Консервативная пресса скромно умалчивала о фоггартизме; но один либеральный и один лейбористский журнал поместили передовицы, которые Майкл внимательно прочел.

Орган либералов писал: «В прениях по тронной речи выделяется одно выступление. В наше беспокойное время, когда хватаются за всевозможные шарлатанские средства, нельзя не обратить внимания на теорию, которую депутат от Мид-Бэкса назвал фоггартизмом, по имени престарелого сэра Джемса Фоггарта. Нечего ждать со стороны либералов какой бы то ни было поддержки теории, ничего общего с основами либерализма не имеющей. Но возникает опасение, что на нее клюнет ряд консерваторов, вернее — самые косные из них. Беспорядочное выражение пессимистических взглядов всегда привлекает известным образом настроенных людей. Положение Англии не опасно. Ничто в нем не оправдывает истерического отклонения от нашей традиционной политики. Впрочем, не надо закрывать глаза на то, что за последнее время ряд так называемых мыслителей поговаривает о возвращении к „блестящей изоляции“, за которой (признают они то или нет) мы видим гибель свободы торговли. Молодой депутат от Мид-Бэкса приподнял было этот краеугольный камень либерализма, но тут же выпустил его из рук; возможно, что бремя показалось ему не по силам. В основе же фоггартизм не что иное, как подкоп под свободу торговли и пощечина Лиге наций».

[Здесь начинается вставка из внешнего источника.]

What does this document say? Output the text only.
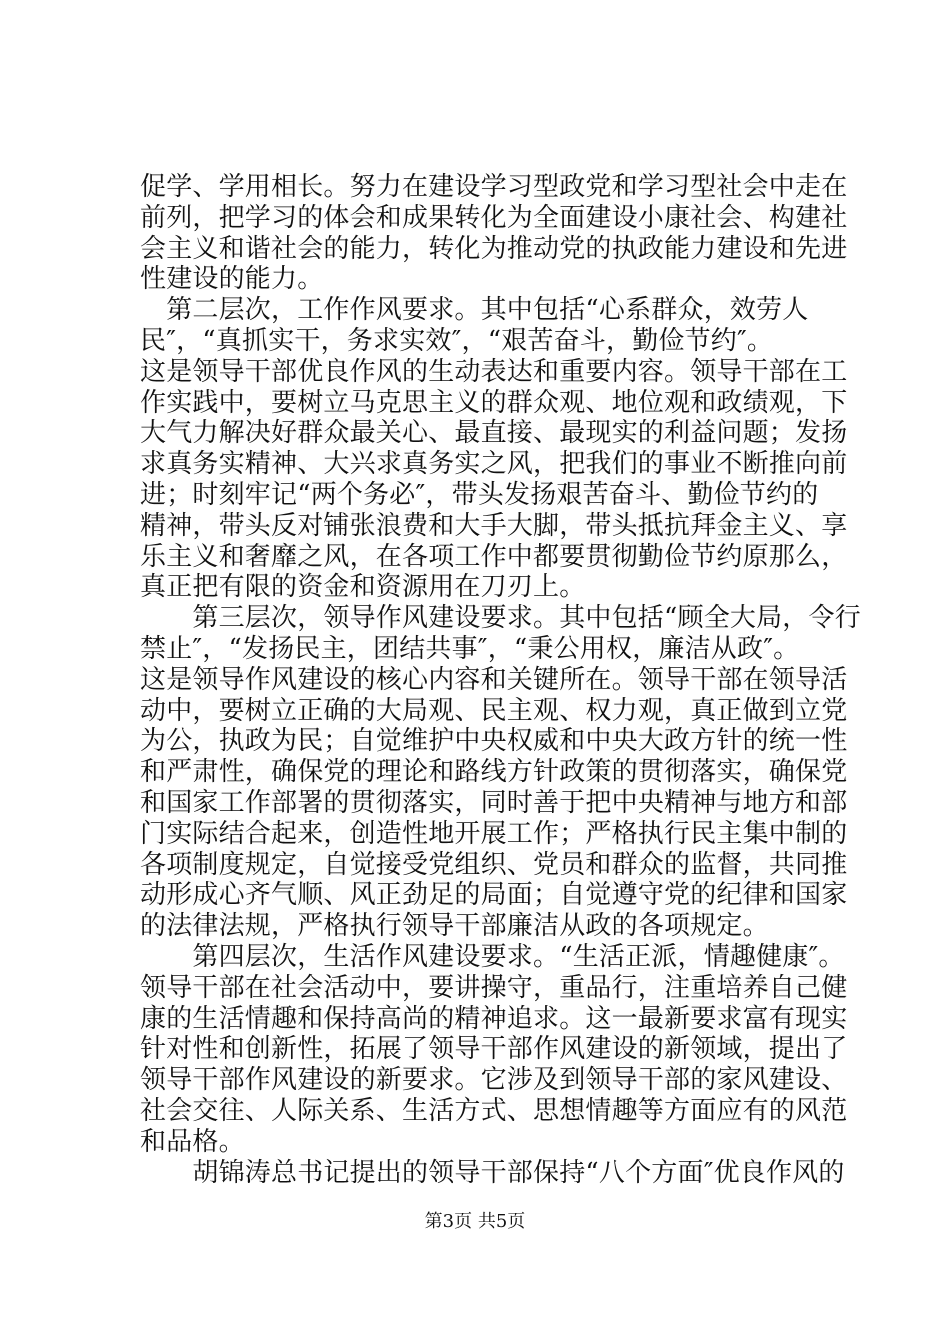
促学、学用相长。努力在建设学习型政党和学习型社会中走在
前列，把学习的体会和成果转化为全面建设小康社会、构建社
会主义和谐社会的能力，转化为推动党的执政能力建设和先进
性建设的能力。
　第二层次，工作作风要求。其中包括“心系群众，效劳人
民″，“真抓实干，务求实效″，“艰苦奋斗，勤俭节约″。
这是领导干部优良作风的生动表达和重要内容。领导干部在工
作实践中，要树立马克思主义的群众观、地位观和政绩观，下
大气力解决好群众最关心、最直接、最现实的利益问题；发扬
求真务实精神、大兴求真务实之风，把我们的事业不断推向前
进；时刻牢记“两个务必″，带头发扬艰苦奋斗、勤俭节约的
精神，带头反对铺张浪费和大手大脚，带头抵抗拜金主义、享
乐主义和奢靡之风，在各项工作中都要贯彻勤俭节约原那么，
真正把有限的资金和资源用在刀刃上。
　　第三层次，领导作风建设要求。其中包括“顾全大局，令行
禁止″，“发扬民主，团结共事″，“秉公用权，廉洁从政″。
这是领导作风建设的核心内容和关键所在。领导干部在领导活
动中，要树立正确的大局观、民主观、权力观，真正做到立党
为公，执政为民；自觉维护中央权威和中央大政方针的统一性
和严肃性，确保党的理论和路线方针政策的贯彻落实，确保党
和国家工作部署的贯彻落实，同时善于把中央精神与地方和部
门实际结合起来，创造性地开展工作；严格执行民主集中制的
各项制度规定，自觉接受党组织、党员和群众的监督，共同推
动形成心齐气顺、风正劲足的局面；自觉遵守党的纪律和国家
的法律法规，严格执行领导干部廉洁从政的各项规定。
　　第四层次，生活作风建设要求。“生活正派，情趣健康″。
领导干部在社会活动中，要讲操守，重品行，注重培养自己健
康的生活情趣和保持高尚的精神追求。这一最新要求富有现实
针对性和创新性，拓展了领导干部作风建设的新领域，提出了
领导干部作风建设的新要求。它涉及到领导干部的家风建设、
社会交往、人际关系、生活方式、思想情趣等方面应有的风范
和品格。
　　胡锦涛总书记提出的领导干部保持“八个方面″优良作风的
第3页 共5页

Майкл вздохнул и обратился к лейбористскому журналу; статья была подписана и выражала более человеческую точку зрения:

«Итак, для того, чтобы безработица не тревожила капиталистов, нам предлагается сплавлять наших детей на край света, как только они выучатся грамоте. О сэре Джемсе Фоггарте я слышу впервые, но, если только правильны цитаты из его книги, приведенные вчера в парламенте депутатом от одного из земледельческих округов, есть в этом старом джентльмене что-то подозрительнопрусское. Интересно, что говорит по этому поводу рабочий у себя дома? Боюсь, что там не обходится без слов „к черту!“ Нет, сэр Джемс Фоггарт, английские рабочие не намерены скрывать свои карты и, признавая за старой родиной немало недостатков, все же предпочитают ее всякой другой для себя и своих детей. Спасибо, сэр Джемс Фоггарт, чтото не хочется».

«Вот это ясно, — подумал Майкл. — Ошибка, что излагать теорию поручили мне. Лучше бы Блайт подыскал городского депутата из лейбористов».

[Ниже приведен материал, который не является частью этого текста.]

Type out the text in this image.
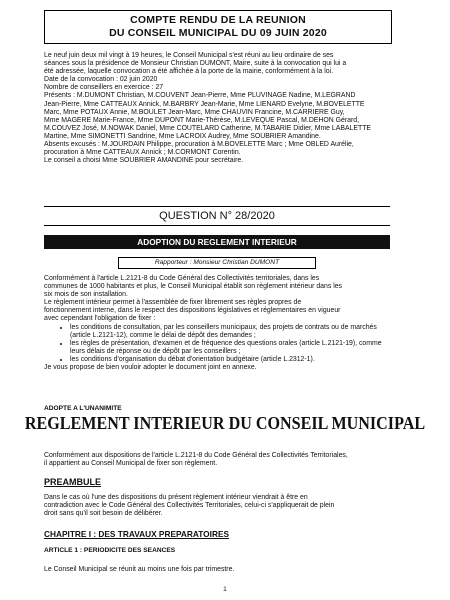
COMPTE RENDU DE LA REUNION
DU CONSEIL MUNICIPAL DU 09 JUIN 2020

Le neuf juin deux mil vingt à 19 heures, le Conseil Municipal s'est réuni au lieu ordinaire de ses

séances sous la présidence de Monsieur Christian DUMONT, Maire, suite à la convocation qui lui a

été adressée, laquelle convocation a été affichée à la porte de la mairie, conformément à la loi.

Date de la convocation : 02 juin 2020

Nombre de conseillers en exercice : 27

Présents : M.DUMONT Christian, M.COUVENT Jean-Pierre, Mme PLUVINAGE Nadine, M.LEGRAND

Jean-Pierre, Mme CATTEAUX Annick, M.BARBRY Jean-Marie, Mme LIENARD Evelyne, M.BOVELETTE

Marc, Mme POTAUX Annie, M.BOULET Jean-Marc, Mme CHAUVIN Francine, M.CARRIERE Guy,

Mme MAGERE Marie-France, Mme DUPONT Marie-Thérèse, M.LEVEQUE Pascal, M.DEHON Gérard,

M.COUVEZ José, M.NOWAK Daniel, Mme COUTELARD Catherine, M.TABARIE Didier, Mme LABALETTE

Martine, Mme SIMONETTI Sandrine, Mme LACROIX Audrey, Mme SOUBRIER Amandine.

Absents excusés : M.JOURDAIN Philippe, procuration à M.BOVELETTE Marc ; Mme OBLED Aurélie,

procuration à Mme CATTEAUX Annick ; M.CORMONT Corentin.

Le conseil a choisi Mme SOUBRIER AMANDINE pour secrétaire.

QUESTION N° 28/2020
ADOPTION DU REGLEMENT INTERIEUR
Rapporteur : Monsieur Christian DUMONT

Conformément à l'article L.2121-8 du Code Général des Collectivités territoriales, dans les

communes de 1000 habitants et plus, le Conseil Municipal établit son règlement intérieur dans les

six mois de son installation.

Le règlement intérieur permet à l'assemblée de fixer librement ses règles propres de

fonctionnement interne, dans le respect des dispositions législatives et réglementaires en vigueur

avec cependant l'obligation de fixer :

• les conditions de consultation, par les conseillers municipaux, des projets de contrats ou de marchés (article L.2121-12), comme le délai de dépôt des demandes ;
• les règles de présentation, d'examen et de fréquence des questions orales (article L.2121-19), comme leurs délais de réponse ou de dépôt par les conseillers ;
• les conditions d'organisation du débat d'orientation budgétaire (article L.2312-1).

Je vous propose de bien vouloir adopter le document joint en annexe.

ADOPTE A L'UNANIMITE
REGLEMENT INTERIEUR DU CONSEIL MUNICIPAL

Conformément aux dispositions de l'article L.2121-8 du Code Général des Collectivités Territoriales,

il appartient au Conseil Municipal de fixer son règlement.

PREAMBULE

Dans le cas où l'une des dispositions du présent règlement intérieur viendrait à être en

contradiction avec le Code Général des Collectivités Territoriales, celui-ci s'appliquerait de plein

droit sans qu'il soit besoin de délibérer.

CHAPITRE I : DES TRAVAUX PREPARATOIRES
ARTICLE 1 : PERIODICITE DES SEANCES
Le Conseil Municipal se réunit au moins une fois par trimestre.
1
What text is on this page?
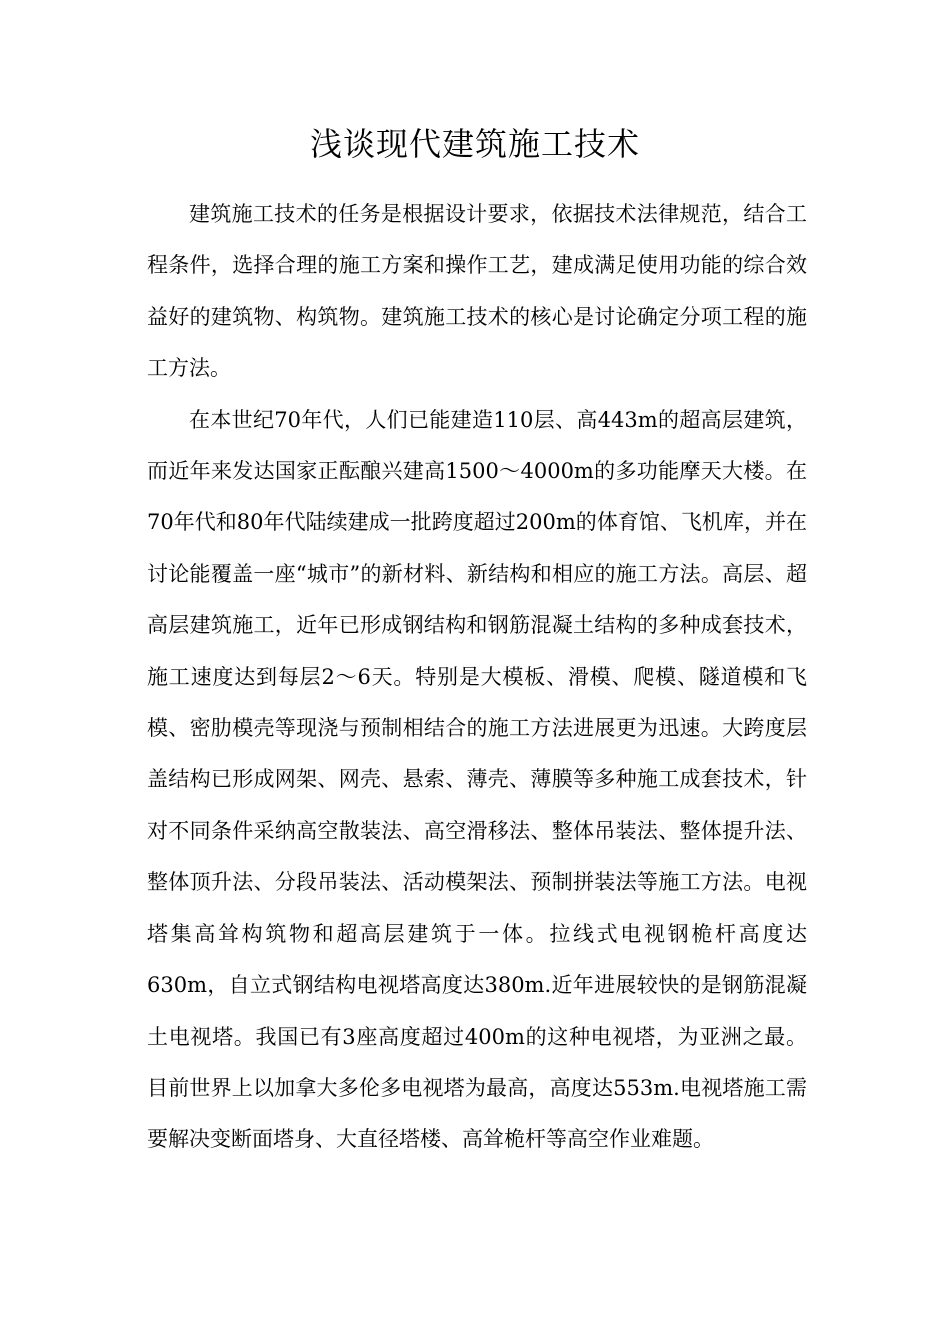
浅谈现代建筑施工技术

建筑施工技术的任务是根据设计要求，依据技术法律规范，结合工程条件，选择合理的施工方案和操作工艺，建成满足使用功能的综合效益好的建筑物、构筑物。建筑施工技术的核心是讨论确定分项工程的施工方法。

在本世纪70年代，人们已能建造110层、高443m的超高层建筑，而近年来发达国家正酝酿兴建高1500～4000m的多功能摩天大楼。在70年代和80年代陆续建成一批跨度超过200m的体育馆、飞机库，并在讨论能覆盖一座“城市”的新材料、新结构和相应的施工方法。高层、超高层建筑施工，近年已形成钢结构和钢筋混凝土结构的多种成套技术，施工速度达到每层2～6天。特别是大模板、滑模、爬模、隧道模和飞模、密肋模壳等现浇与预制相结合的施工方法进展更为迅速。大跨度层盖结构已形成网架、网壳、悬索、薄壳、薄膜等多种施工成套技术，针对不同条件采纳高空散装法、高空滑移法、整体吊装法、整体提升法、整体顶升法、分段吊装法、活动模架法、预制拼装法等施工方法。电视塔集高耸构筑物和超高层建筑于一体。拉线式电视钢桅杆高度达630m，自立式钢结构电视塔高度达380m.近年进展较快的是钢筋混凝土电视塔。我国已有3座高度超过400m的这种电视塔，为亚洲之最。目前世界上以加拿大多伦多电视塔为最高，高度达553m.电视塔施工需要解决变断面塔身、大直径塔楼、高耸桅杆等高空作业难题。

Перед его мысленным взором фоггартизм, разодранный на клочки завистью и классовой ненавистью, лозунгами, фракциями и партиями, как пристыженный призрак, удирал, поджав хвост, из парламента и прессы, непризнанный, непринятый!

— Ладно, — бормотал он, — я не отступлю. Если уж быть дураком, так лучше дураком в квадрате. Так ведь, Дэн?

Дэнди, приподняв голову, глядел на него своими глазами-бусинками.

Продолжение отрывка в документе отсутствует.